Even those who managed to secure financial aid had woes to describe.

Barry Gausden, director of Glow Spa and Salon, said he was offered only HK$18,000 last June as the first round of wage subsidies to cover part of the salaries for his 23 employees.

He said the amount was meagre, as the HK$81 billion Employment Support Scheme was supposed to pay up to 50 per cent of employees’ salaries – capped at HK$9,000 a month – between June and November in two tranches.

He was told to submit other information. “But they were not really clear about what information I needed to provide,” he said.

After five months of going back and forth, he eventually obtained a total of HK$555,975 in that first round of assistance.

But he faced the same problem when he was given less than HK$33,000 in the second tranche, paid in November, and his request for a review was rejected.

He was told the deadline for requesting a review was seven days and he had missed it.
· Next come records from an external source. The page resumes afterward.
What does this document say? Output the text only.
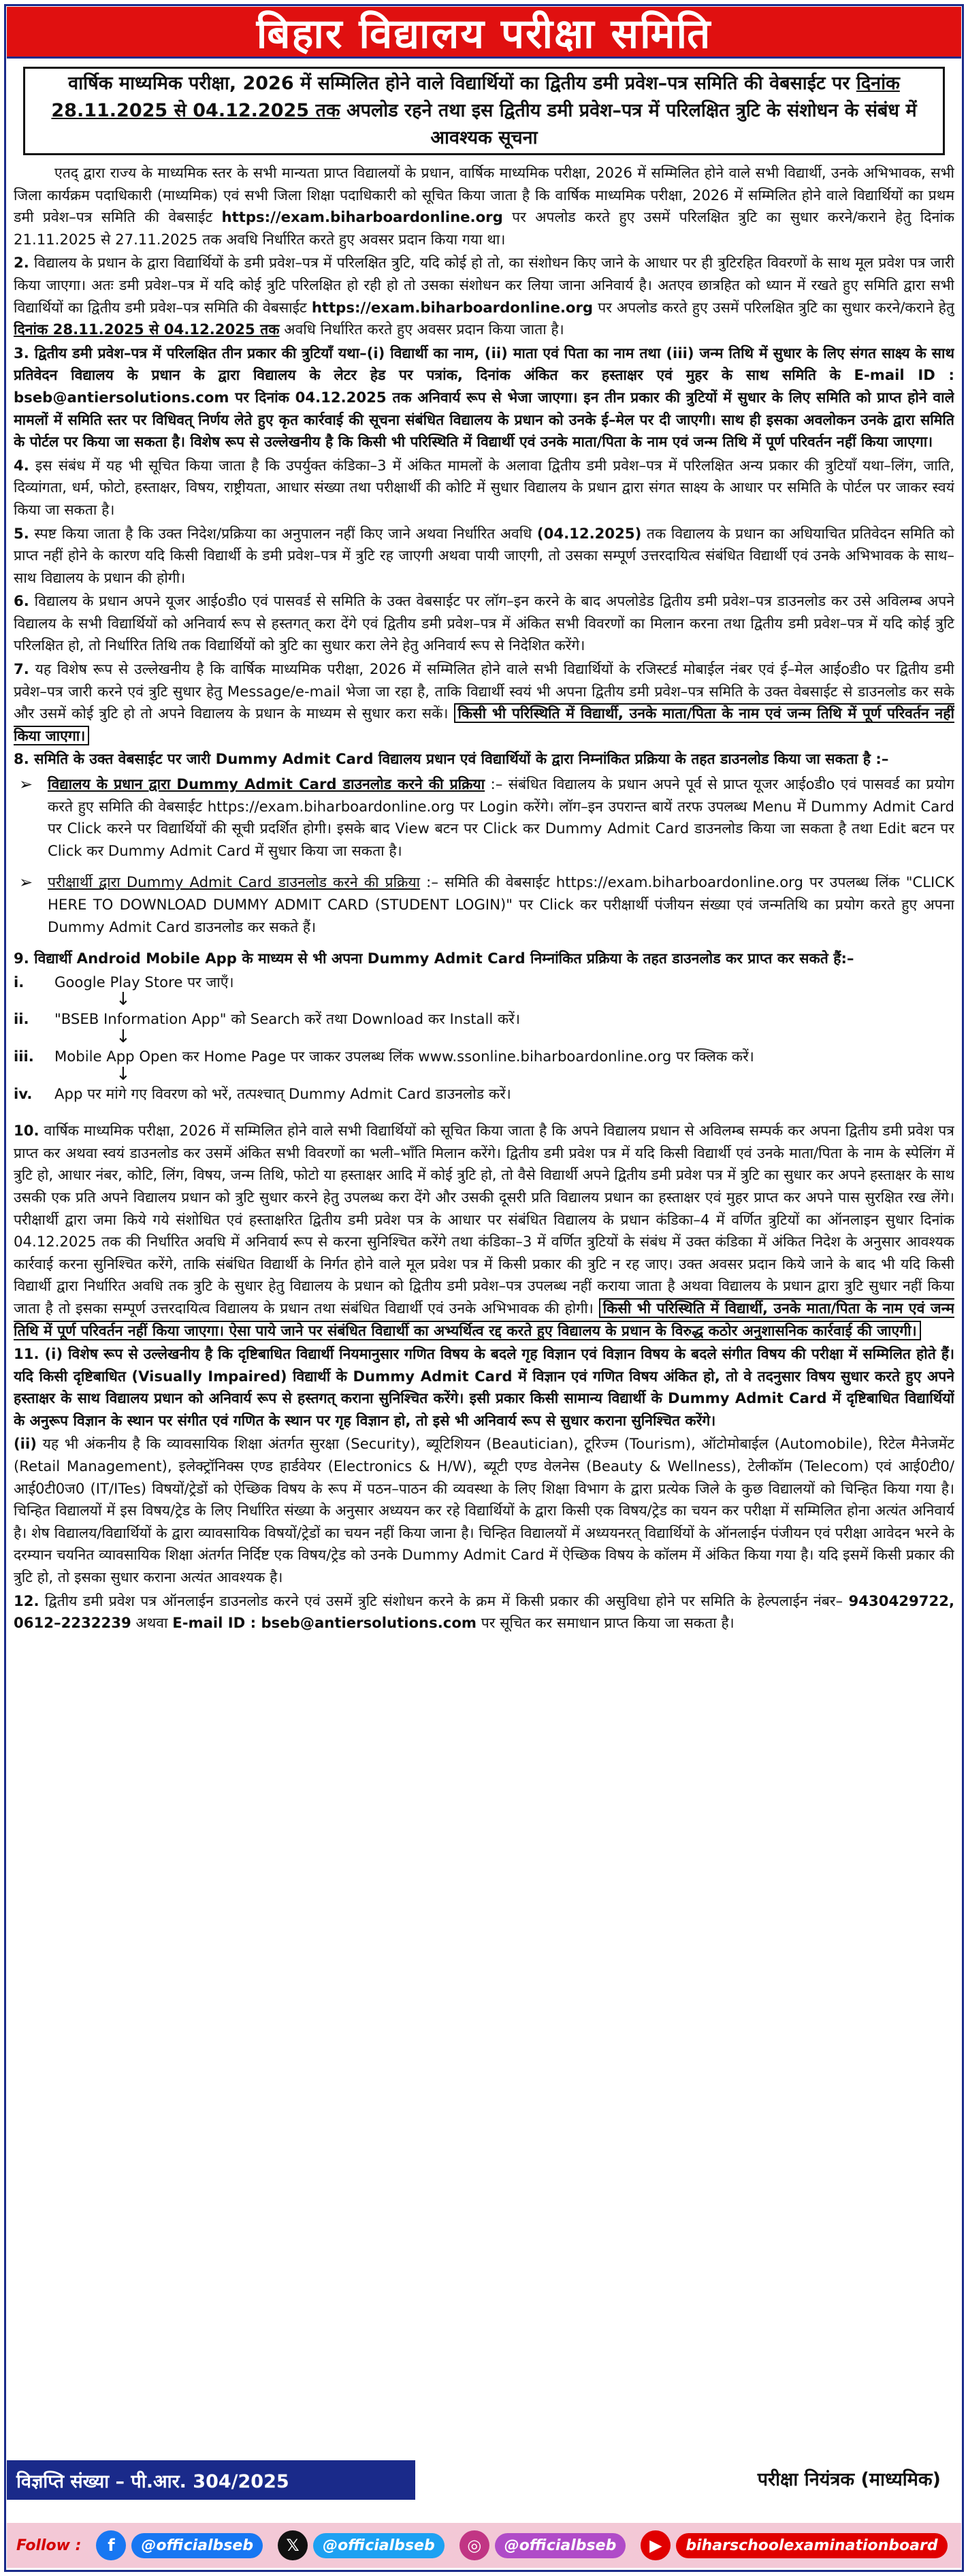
बिहार विद्यालय परीक्षा समिति
वार्षिक माध्यमिक परीक्षा, 2026 में सम्मिलित होने वाले विद्यार्थियों का द्वितीय डमी प्रवेश–पत्र समिति की वेबसाईट पर दिनांक 28.11.2025 से 04.12.2025 तक अपलोड रहने तथा इस द्वितीय डमी प्रवेश–पत्र में परिलक्षित त्रुटि के संशोधन के संबंध में आवश्यक सूचना

एतद् द्वारा राज्य के माध्यमिक स्तर के सभी मान्यता प्राप्त विद्यालयों के प्रधान, वार्षिक माध्यमिक परीक्षा, 2026 में सम्मिलित होने वाले सभी विद्यार्थी, उनके अभिभावक, सभी जिला कार्यक्रम पदाधिकारी (माध्यमिक) एवं सभी जिला शिक्षा पदाधिकारी को सूचित किया जाता है कि वार्षिक माध्यमिक परीक्षा, 2026 में सम्मिलित होने वाले विद्यार्थियों का प्रथम डमी प्रवेश–पत्र समिति की वेबसाईट https://exam.biharboardonline.org पर अपलोड करते हुए उसमें परिलक्षित त्रुटि का सुधार करने/कराने हेतु दिनांक 21.11.2025 से 27.11.2025 तक अवधि निर्धारित करते हुए अवसर प्रदान किया गया था।

2. विद्यालय के प्रधान के द्वारा विद्यार्थियों के डमी प्रवेश–पत्र में परिलक्षित त्रुटि, यदि कोई हो तो, का संशोधन किए जाने के आधार पर ही त्रुटिरहित विवरणों के साथ मूल प्रवेश पत्र जारी किया जाएगा। अतः डमी प्रवेश–पत्र में यदि कोई त्रुटि परिलक्षित हो रही हो तो उसका संशोधन कर लिया जाना अनिवार्य है। अतएव छात्रहित को ध्यान में रखते हुए समिति द्वारा सभी विद्यार्थियों का द्वितीय डमी प्रवेश–पत्र समिति की वेबसाईट https://exam.biharboardonline.org पर अपलोड करते हुए उसमें परिलक्षित त्रुटि का सुधार करने/कराने हेतु दिनांक 28.11.2025 से 04.12.2025 तक अवधि निर्धारित करते हुए अवसर प्रदान किया जाता है।

3. द्वितीय डमी प्रवेश–पत्र में परिलक्षित तीन प्रकार की त्रुटियाँ यथा–(i) विद्यार्थी का नाम, (ii) माता एवं पिता का नाम तथा (iii) जन्म तिथि में सुधार के लिए संगत साक्ष्य के साथ प्रतिवेदन विद्यालय के प्रधान के द्वारा विद्यालय के लेटर हेड पर पत्रांक, दिनांक अंकित कर हस्ताक्षर एवं मुहर के साथ समिति के E-mail ID : bseb@antiersolutions.com पर दिनांक 04.12.2025 तक अनिवार्य रूप से भेजा जाएगा। इन तीन प्रकार की त्रुटियों में सुधार के लिए समिति को प्राप्त होने वाले मामलों में समिति स्तर पर विधिवत् निर्णय लेते हुए कृत कार्रवाई की सूचना संबंधित विद्यालय के प्रधान को उनके ई–मेल पर दी जाएगी। साथ ही इसका अवलोकन उनके द्वारा समिति के पोर्टल पर किया जा सकता है। विशेष रूप से उल्लेखनीय है कि किसी भी परिस्थिति में विद्यार्थी एवं उनके माता/पिता के नाम एवं जन्म तिथि में पूर्ण परिवर्तन नहीं किया जाएगा।

4. इस संबंध में यह भी सूचित किया जाता है कि उपर्युक्त कंडिका–3 में अंकित मामलों के अलावा द्वितीय डमी प्रवेश–पत्र में परिलक्षित अन्य प्रकार की त्रुटियाँ यथा–लिंग, जाति, दिव्यांगता, धर्म, फोटो, हस्ताक्षर, विषय, राष्ट्रीयता, आधार संख्या तथा परीक्षार्थी की कोटि में सुधार विद्यालय के प्रधान द्वारा संगत साक्ष्य के आधार पर समिति के पोर्टल पर जाकर स्वयं किया जा सकता है।

5. स्पष्ट किया जाता है कि उक्त निदेश/प्रक्रिया का अनुपालन नहीं किए जाने अथवा निर्धारित अवधि (04.12.2025) तक विद्यालय के प्रधान का अधियाचित प्रतिवेदन समिति को प्राप्त नहीं होने के कारण यदि किसी विद्यार्थी के डमी प्रवेश–पत्र में त्रुटि रह जाएगी अथवा पायी जाएगी, तो उसका सम्पूर्ण उत्तरदायित्व संबंधित विद्यार्थी एवं उनके अभिभावक के साथ–साथ विद्यालय के प्रधान की होगी।

6. विद्यालय के प्रधान अपने यूजर आईoडीo एवं पासवर्ड से समिति के उक्त वेबसाईट पर लॉग–इन करने के बाद अपलोडेड द्वितीय डमी प्रवेश–पत्र डाउनलोड कर उसे अविलम्ब अपने विद्यालय के सभी विद्यार्थियों को अनिवार्य रूप से हस्तगत् करा देंगे एवं द्वितीय डमी प्रवेश–पत्र में अंकित सभी विवरणों का मिलान करना तथा द्वितीय डमी प्रवेश–पत्र में यदि कोई त्रुटि परिलक्षित हो, तो निर्धारित तिथि तक विद्यार्थियों को त्रुटि का सुधार करा लेने हेतु अनिवार्य रूप से निदेशित करेंगे।

7. यह विशेष रूप से उल्लेखनीय है कि वार्षिक माध्यमिक परीक्षा, 2026 में सम्मिलित होने वाले सभी विद्यार्थियों के रजिस्टर्ड मोबाईल नंबर एवं ई–मेल आईoडीo पर द्वितीय डमी प्रवेश–पत्र जारी करने एवं त्रुटि सुधार हेतु Message/e-mail भेजा जा रहा है, ताकि विद्यार्थी स्वयं भी अपना द्वितीय डमी प्रवेश–पत्र समिति के उक्त वेबसाईट से डाउनलोड कर सके और उसमें कोई त्रुटि हो तो अपने विद्यालय के प्रधान के माध्यम से सुधार करा सकें। किसी भी परिस्थिति में विद्यार्थी, उनके माता/पिता के नाम एवं जन्म तिथि में पूर्ण परिवर्तन नहीं किया जाएगा।

8. समिति के उक्त वेबसाईट पर जारी Dummy Admit Card विद्यालय प्रधान एवं विद्यार्थियों के द्वारा निम्नांकित प्रक्रिया के तहत डाउनलोड किया जा सकता है :–

➢ विद्यालय के प्रधान द्वारा Dummy Admit Card डाउनलोड करने की प्रक्रिया :– संबंधित विद्यालय के प्रधान अपने पूर्व से प्राप्त यूजर आईoडीo एवं पासवर्ड का प्रयोग करते हुए समिति की वेबसाईट https://exam.biharboardonline.org पर Login करेंगे। लॉग–इन उपरान्त बायें तरफ उपलब्ध Menu में Dummy Admit Card पर Click करने पर विद्यार्थियों की सूची प्रदर्शित होगी। इसके बाद View बटन पर Click कर Dummy Admit Card डाउनलोड किया जा सकता है तथा Edit बटन पर Click कर Dummy Admit Card में सुधार किया जा सकता है।
➢ परीक्षार्थी द्वारा Dummy Admit Card डाउनलोड करने की प्रक्रिया :– समिति की वेबसाईट https://exam.biharboardonline.org पर उपलब्ध लिंक "CLICK HERE TO DOWNLOAD DUMMY ADMIT CARD (STUDENT LOGIN)" पर Click कर परीक्षार्थी पंजीयन संख्या एवं जन्मतिथि का प्रयोग करते हुए अपना Dummy Admit Card डाउनलोड कर सकते हैं।

9. विद्यार्थी Android Mobile App के माध्यम से भी अपना Dummy Admit Card निम्नांकित प्रक्रिया के तहत डाउनलोड कर प्राप्त कर सकते हैं:–

i. Google Play Store पर जाएँ।
↓
ii. "BSEB Information App" को Search करें तथा Download कर Install करें।
↓
iii. Mobile App Open कर Home Page पर जाकर उपलब्ध लिंक www.ssonline.biharboardonline.org पर क्लिक करें।
↓
iv. App पर मांगे गए विवरण को भरें, तत्पश्चात् Dummy Admit Card डाउनलोड करें।

10. वार्षिक माध्यमिक परीक्षा, 2026 में सम्मिलित होने वाले सभी विद्यार्थियों को सूचित किया जाता है कि अपने विद्यालय प्रधान से अविलम्ब सम्पर्क कर अपना द्वितीय डमी प्रवेश पत्र प्राप्त कर अथवा स्वयं डाउनलोड कर उसमें अंकित सभी विवरणों का भली–भाँति मिलान करेंगे। द्वितीय डमी प्रवेश पत्र में यदि किसी विद्यार्थी एवं उनके माता/पिता के नाम के स्पेलिंग में त्रुटि हो, आधार नंबर, कोटि, लिंग, विषय, जन्म तिथि, फोटो या हस्ताक्षर आदि में कोई त्रुटि हो, तो वैसे विद्यार्थी अपने द्वितीय डमी प्रवेश पत्र में त्रुटि का सुधार कर अपने हस्ताक्षर के साथ उसकी एक प्रति अपने विद्यालय प्रधान को त्रुटि सुधार करने हेतु उपलब्ध करा देंगे और उसकी दूसरी प्रति विद्यालय प्रधान का हस्ताक्षर एवं मुहर प्राप्त कर अपने पास सुरक्षित रख लेंगे। परीक्षार्थी द्वारा जमा किये गये संशोधित एवं हस्ताक्षरित द्वितीय डमी प्रवेश पत्र के आधार पर संबंधित विद्यालय के प्रधान कंडिका–4 में वर्णित त्रुटियों का ऑनलाइन सुधार दिनांक 04.12.2025 तक की निर्धारित अवधि में अनिवार्य रूप से करना सुनिश्चित करेंगे तथा कंडिका–3 में वर्णित त्रुटियों के संबंध में उक्त कंडिका में अंकित निदेश के अनुसार आवश्यक कार्रवाई करना सुनिश्चित करेंगे, ताकि संबंधित विद्यार्थी के निर्गत होने वाले मूल प्रवेश पत्र में किसी प्रकार की त्रुटि न रह जाए। उक्त अवसर प्रदान किये जाने के बाद भी यदि किसी विद्यार्थी द्वारा निर्धारित अवधि तक त्रुटि के सुधार हेतु विद्यालय के प्रधान को द्वितीय डमी प्रवेश–पत्र उपलब्ध नहीं कराया जाता है अथवा विद्यालय के प्रधान द्वारा त्रुटि सुधार नहीं किया जाता है तो इसका सम्पूर्ण उत्तरदायित्व विद्यालय के प्रधान तथा संबंधित विद्यार्थी एवं उनके अभिभावक की होगी। किसी भी परिस्थिति में विद्यार्थी, उनके माता/पिता के नाम एवं जन्म तिथि में पूर्ण परिवर्तन नहीं किया जाएगा। ऐसा पाये जाने पर संबंधित विद्यार्थी का अभ्यर्थित्व रद्द करते हुए विद्यालय के प्रधान के विरुद्ध कठोर अनुशासनिक कार्रवाई की जाएगी।

11. (i) विशेष रूप से उल्लेखनीय है कि दृष्टिबाधित विद्यार्थी नियमानुसार गणित विषय के बदले गृह विज्ञान एवं विज्ञान विषय के बदले संगीत विषय की परीक्षा में सम्मिलित होते हैं। यदि किसी दृष्टिबाधित (Visually Impaired) विद्यार्थी के Dummy Admit Card में विज्ञान एवं गणित विषय अंकित हो, तो वे तदनुसार विषय सुधार करते हुए अपने हस्ताक्षर के साथ विद्यालय प्रधान को अनिवार्य रूप से हस्तगत् कराना सुनिश्चित करेंगे। इसी प्रकार किसी सामान्य विद्यार्थी के Dummy Admit Card में दृष्टिबाधित विद्यार्थियों के अनुरूप विज्ञान के स्थान पर संगीत एवं गणित के स्थान पर गृह विज्ञान हो, तो इसे भी अनिवार्य रूप से सुधार कराना सुनिश्चित करेंगे।

(ii) यह भी अंकनीय है कि व्यावसायिक शिक्षा अंतर्गत सुरक्षा (Security), ब्यूटिशियन (Beautician), टूरिज्म (Tourism), ऑटोमोबाईल (Automobile), रिटेल मैनेजमेंट (Retail Management), इलेक्ट्रॉनिक्स एण्ड हार्डवेयर (Electronics & H/W), ब्यूटी एण्ड वेलनेस (Beauty & Wellness), टेलीकॉम (Telecom) एवं आई0टी0/आई0टी0ज0 (IT/ITes) विषयों/ट्रेडों को ऐच्छिक विषय के रूप में पठन–पाठन की व्यवस्था के लिए शिक्षा विभाग के द्वारा प्रत्येक जिले के कुछ विद्यालयों को चिन्हित किया गया है। चिन्हित विद्यालयों में इस विषय/ट्रेड के लिए निर्धारित संख्या के अनुसार अध्ययन कर रहे विद्यार्थियों के द्वारा किसी एक विषय/ट्रेड का चयन कर परीक्षा में सम्मिलित होना अत्यंत अनिवार्य है। शेष विद्यालय/विद्यार्थियों के द्वारा व्यावसायिक विषयों/ट्रेडों का चयन नहीं किया जाना है। चिन्हित विद्यालयों में अध्ययनरत् विद्यार्थियों के ऑनलाईन पंजीयन एवं परीक्षा आवेदन भरने के दरम्यान चयनित व्यावसायिक शिक्षा अंतर्गत निर्दिष्ट एक विषय/ट्रेड को उनके Dummy Admit Card में ऐच्छिक विषय के कॉलम में अंकित किया गया है। यदि इसमें किसी प्रकार की त्रुटि हो, तो इसका सुधार कराना अत्यंत आवश्यक है।

12. द्वितीय डमी प्रवेश पत्र ऑनलाईन डाउनलोड करने एवं उसमें त्रुटि संशोधन करने के क्रम में किसी प्रकार की असुविधा होने पर समिति के हेल्पलाईन नंबर– 9430429722, 0612–2232239 अथवा E-mail ID : bseb@antiersolutions.com पर सूचित कर समाधान प्राप्त किया जा सकता है।

विज्ञप्ति संख्या – पी.आर. 304/2025	परीक्षा नियंत्रक (माध्यमिक)
Follow :	f	@officialbseb	𝕏	@officialbseb	◎	@officialbseb	▶	biharschoolexaminationboard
He said he was not aware of that cut-off, and at the time was still trying to sort out his original dispute.

With beauty services forced to close again since last month, Gausden said his losses were piling up and he was still hoping his request for a review would be approved.

“I’m just hoping it won’t again take five months,” he said.

Lawmaker Peter Shiu from the Liberal Party. Photo: Edmond So

The secretariat under the Policy Innovation and Coordination Office that is handling the scheme refused to comment on individual cases, but said the time required for completing a review depended on the complexity of the case.

He said notification messages about successful applications for the second tranche were sent to businesses via emails and SMS messages and had “expressly reminded” recipients that requests for a review had to be made within seven days.

In exceptional circumstances, however, discretionary consideration could be given to well-justified cases, he added.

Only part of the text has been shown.